Ужин продолжался в молчании. Люди сосредоточенно жевали пищу, наслаждаясь ею, и время от времени утирали со лба и щёк обильный пот. Все они были изрядно голодны и ели так, как может есть только тот, кто весь день провёл на воздухе и работал, не разгибая спины, с утра до позднего вечера. Виталий знал, что китайцы выходят на работу очень рано, ещё затемно, едят перед этим очень сытно и плотно, но затем уже не отрываются от работы до того, как погаснет вечерняя заря, и прерывают её тогда, когда перестают видеть свои руки… Только тогда наступает время второй трапезы, и тут уже не до разговоров.
Лодочник не оставлял своих забот о Виталии. Он подложил ему ещё лапши, когда тот опорожнил свою миску, потом сполоснул её и подал чаю. Виталий молча принимал все это, понимая, что если бы паренёк не считал это нужным, то и не делал бы. Виталий был его гостем, этим объяснялось все…
После еды все медленно разбрелись по кубрику, устраиваясь на ночлег. Хозяин, не задавший Виталию больше ни одного вопроса, пошёл за грязную занавеску, отделявшую часть нар от остального пространства. Лодочник сказал Виталию:
— Тебе где хочу спать — тута или верху?
— Пойдём наверх, — сказал Виталий, по всему телу которого струился пот — так душно и жарко было в кубрике.
Они вышли.
На палубе было сонное царство. Везде виднелись тела людей, разбросавшихся во сне как попало. Отовсюду доносился храп, сонное сопение, бормотание… Юноша сел на борт джонки, лодочник — рядом с ним.
— Тебе кури хочу? — спросил он Виталия.
— Нет, не хочу.
Виталия очень интересовал этот молодой китаец, так великодушно, по-дружески просто предложивший ему помощь. Кто же этот парень? Виталию было ясно, что симпатии китайца находятся на его, Виталия, стороне, что он человек решительный и, видимо, искушённый в жизненных передрягах. Виталий задавал китайцу незначительные вопросы, пытаясь вызнать о лодочнике все, а не выдавать себя. Моментами ему казалось, однако, что, может быть, от этого парня и не следовало таиться, может быть, нужно открыть ему многое.
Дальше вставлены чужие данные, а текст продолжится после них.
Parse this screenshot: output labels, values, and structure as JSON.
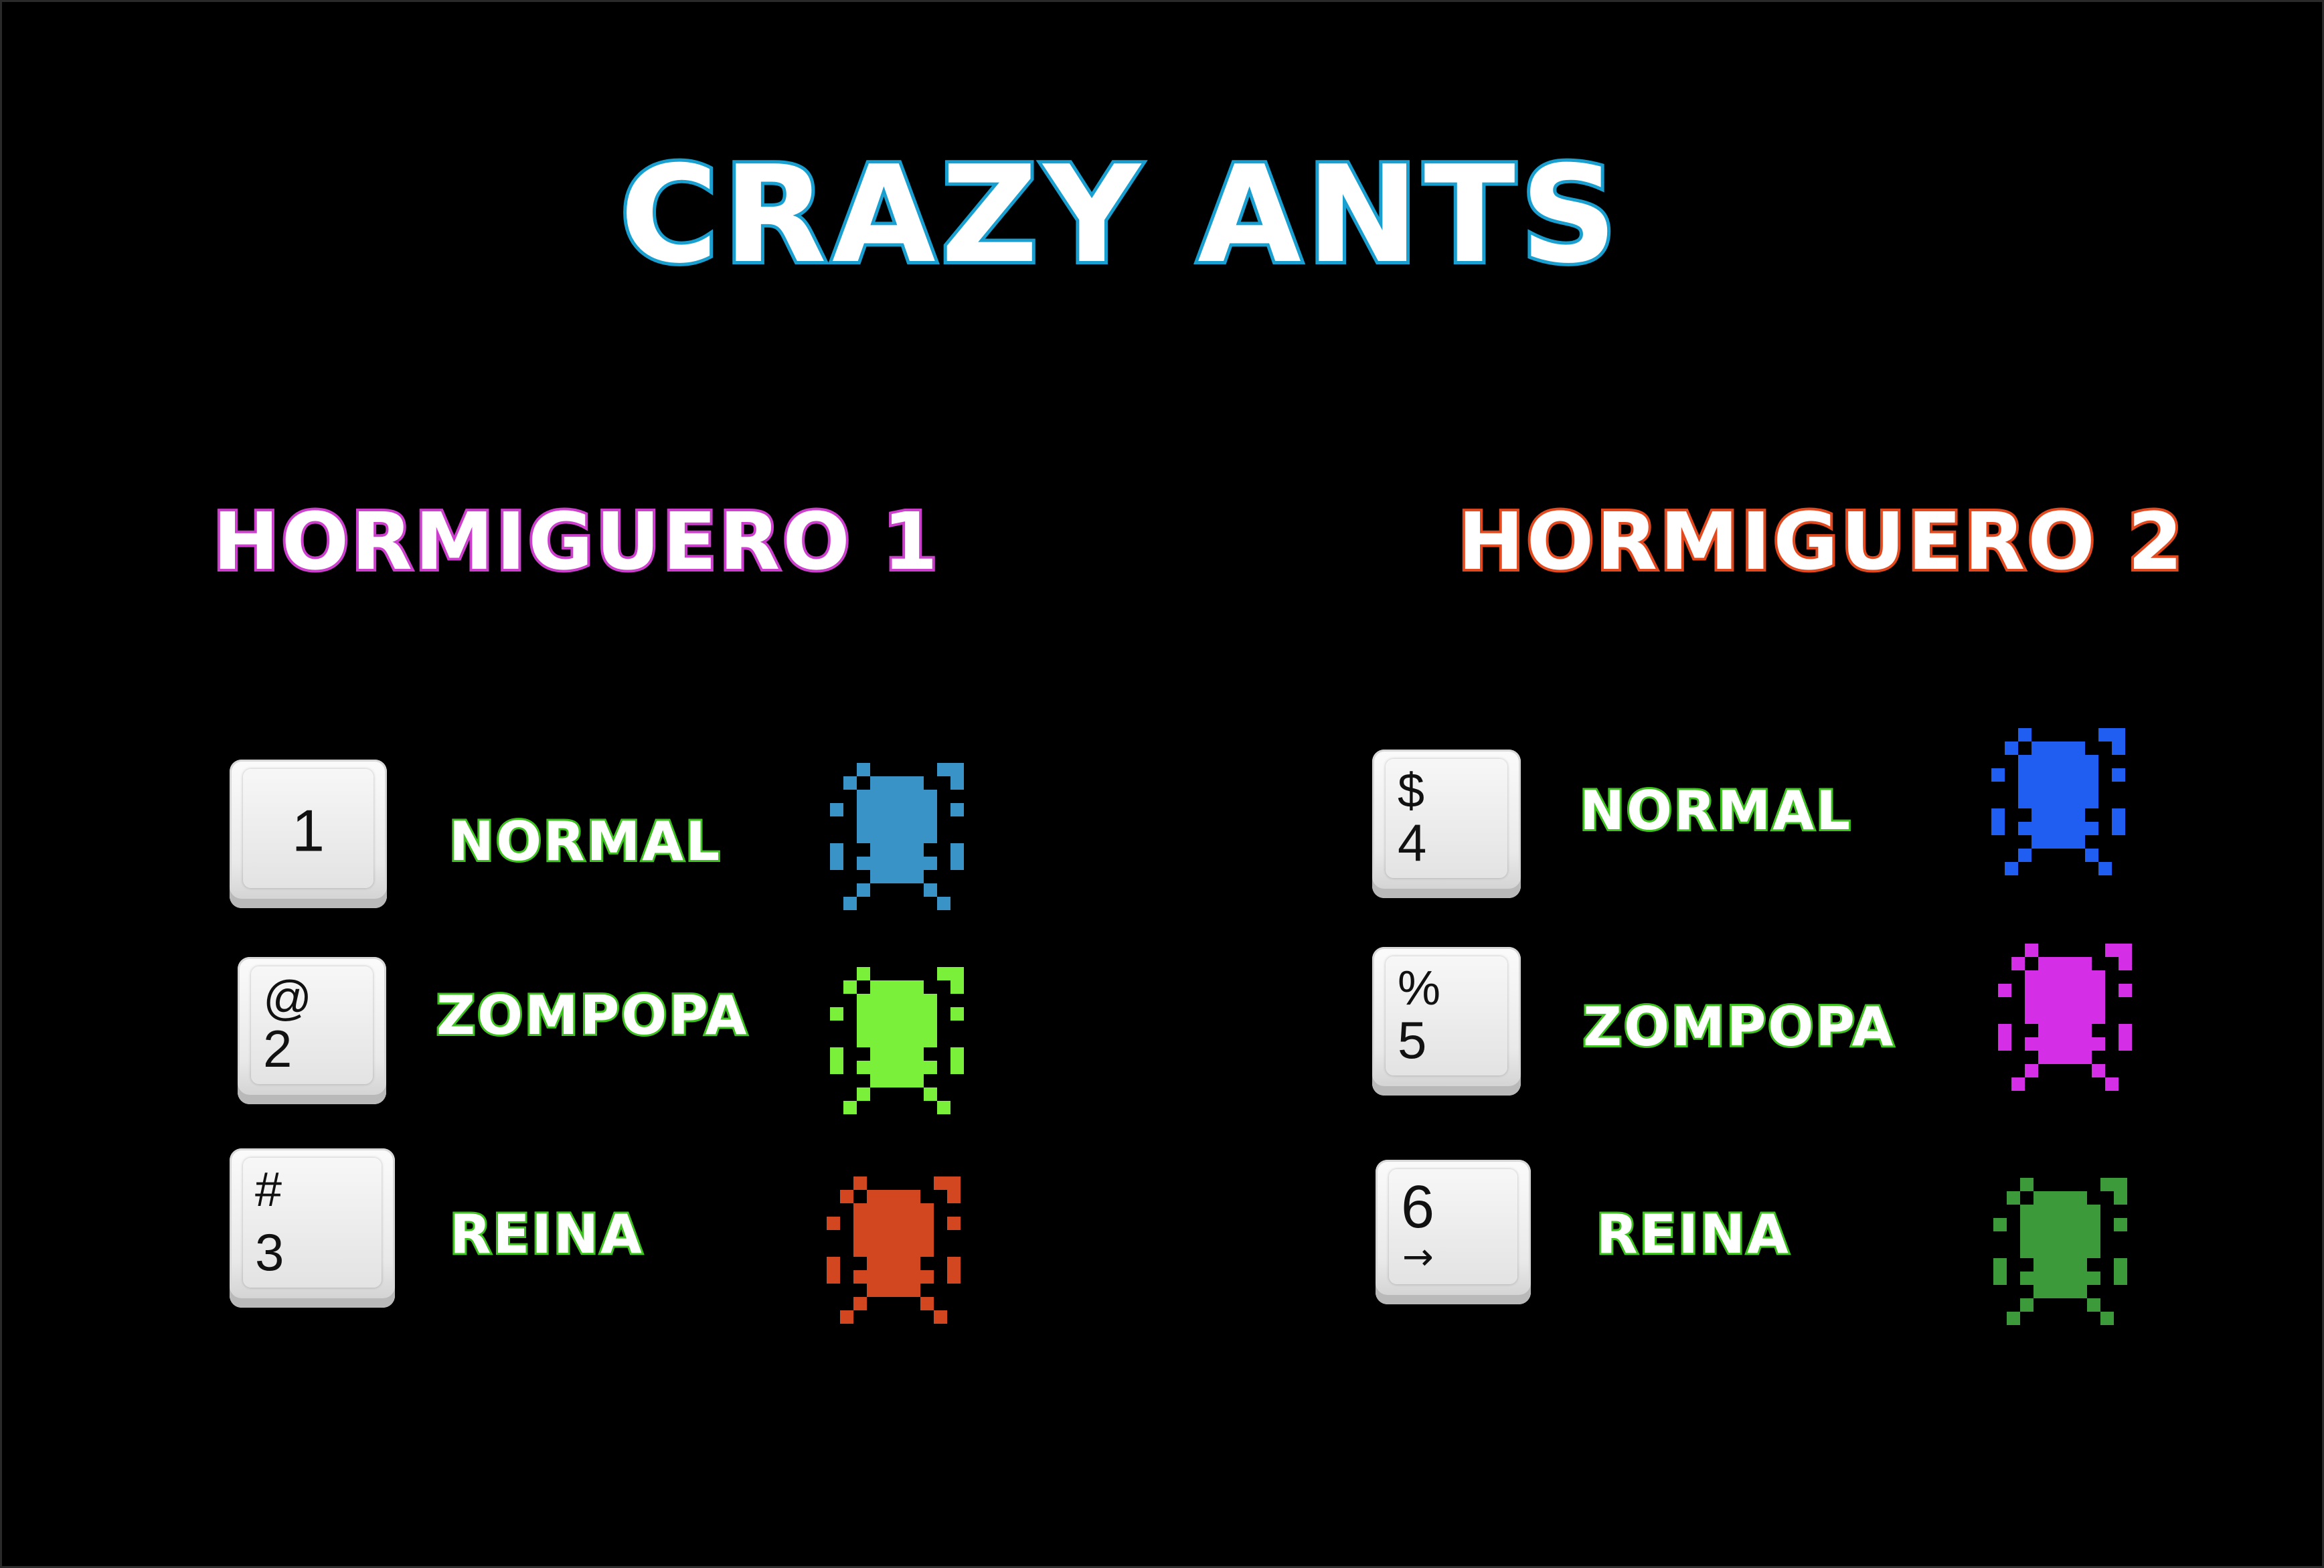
{
  "title": "CRAZY ANTS",
  "groups": [
    {
      "title": "HORMIGUERO 1",
      "rows": [
        {
          "key_top": "",
          "key_main": "1",
          "label": "NORMAL",
          "ant_color": "#3a93c7"
        },
        {
          "key_top": "@",
          "key_main": "2",
          "label": "ZOMPOPA",
          "ant_color": "#7af03a"
        },
        {
          "key_top": "#",
          "key_main": "3",
          "label": "REINA",
          "ant_color": "#d2471f"
        }
      ]
    },
    {
      "title": "HORMIGUERO 2",
      "rows": [
        {
          "key_top": "$",
          "key_main": "4",
          "label": "NORMAL",
          "ant_color": "#1f5ef0"
        },
        {
          "key_top": "%",
          "key_main": "5",
          "label": "ZOMPOPA",
          "ant_color": "#d42ee6"
        },
        {
          "key_top": "6",
          "key_main": "→",
          "label": "REINA",
          "ant_color": "#3d9a3b"
        }
      ]
    }
  ]
}
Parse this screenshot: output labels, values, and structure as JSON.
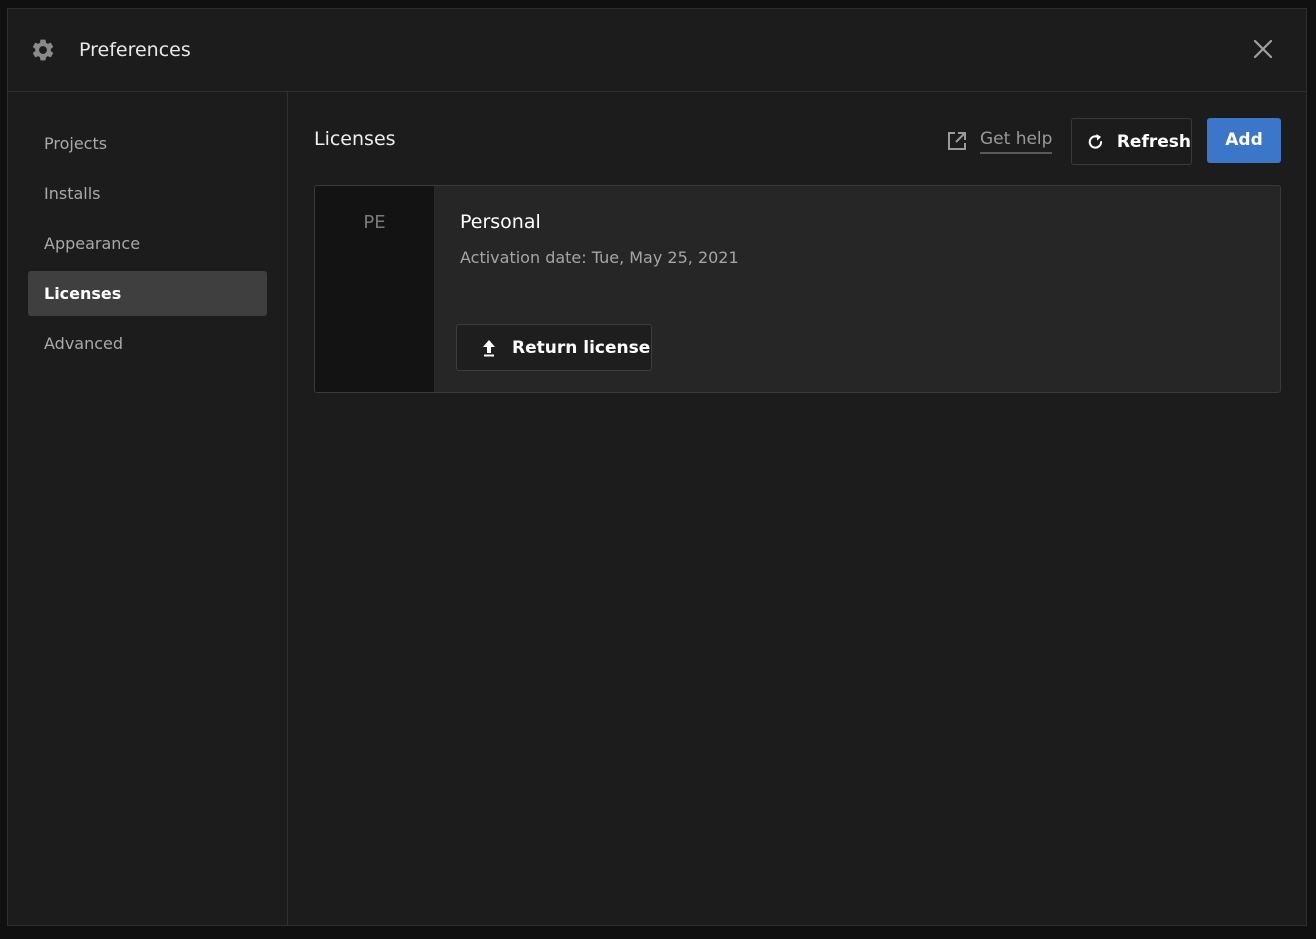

Как знать, может быть, полезно поинтересоваться поглубже вообще рыбацкой молодёжью из китайцев, которая совсем выпала из поля зрения комсомольцев-подпольщиков?
Лодочник охотно рассказал, что его зовут Пэн Да-шу, что он живёт с братом-рыбаком, который в компании с несколькими другими рыбаками имеет джонку. Они рыбачат, часто и маленький Пэн помогает им, но больше ему приходится работать на «юли-юли», которая тоже приносит кое-какой заработок. До поздней осени будут жить на воде, к зиме выстроят на ничьей земле — мало ли ненужной земли вокруг! — глинобитную фанзу, перезимуют, а потом — опять на море, которое было их настоящим кормильцем, на море, которое давало водоросли, крабов, камбалу, скумбрию, бычков, давало и пищу и заработок.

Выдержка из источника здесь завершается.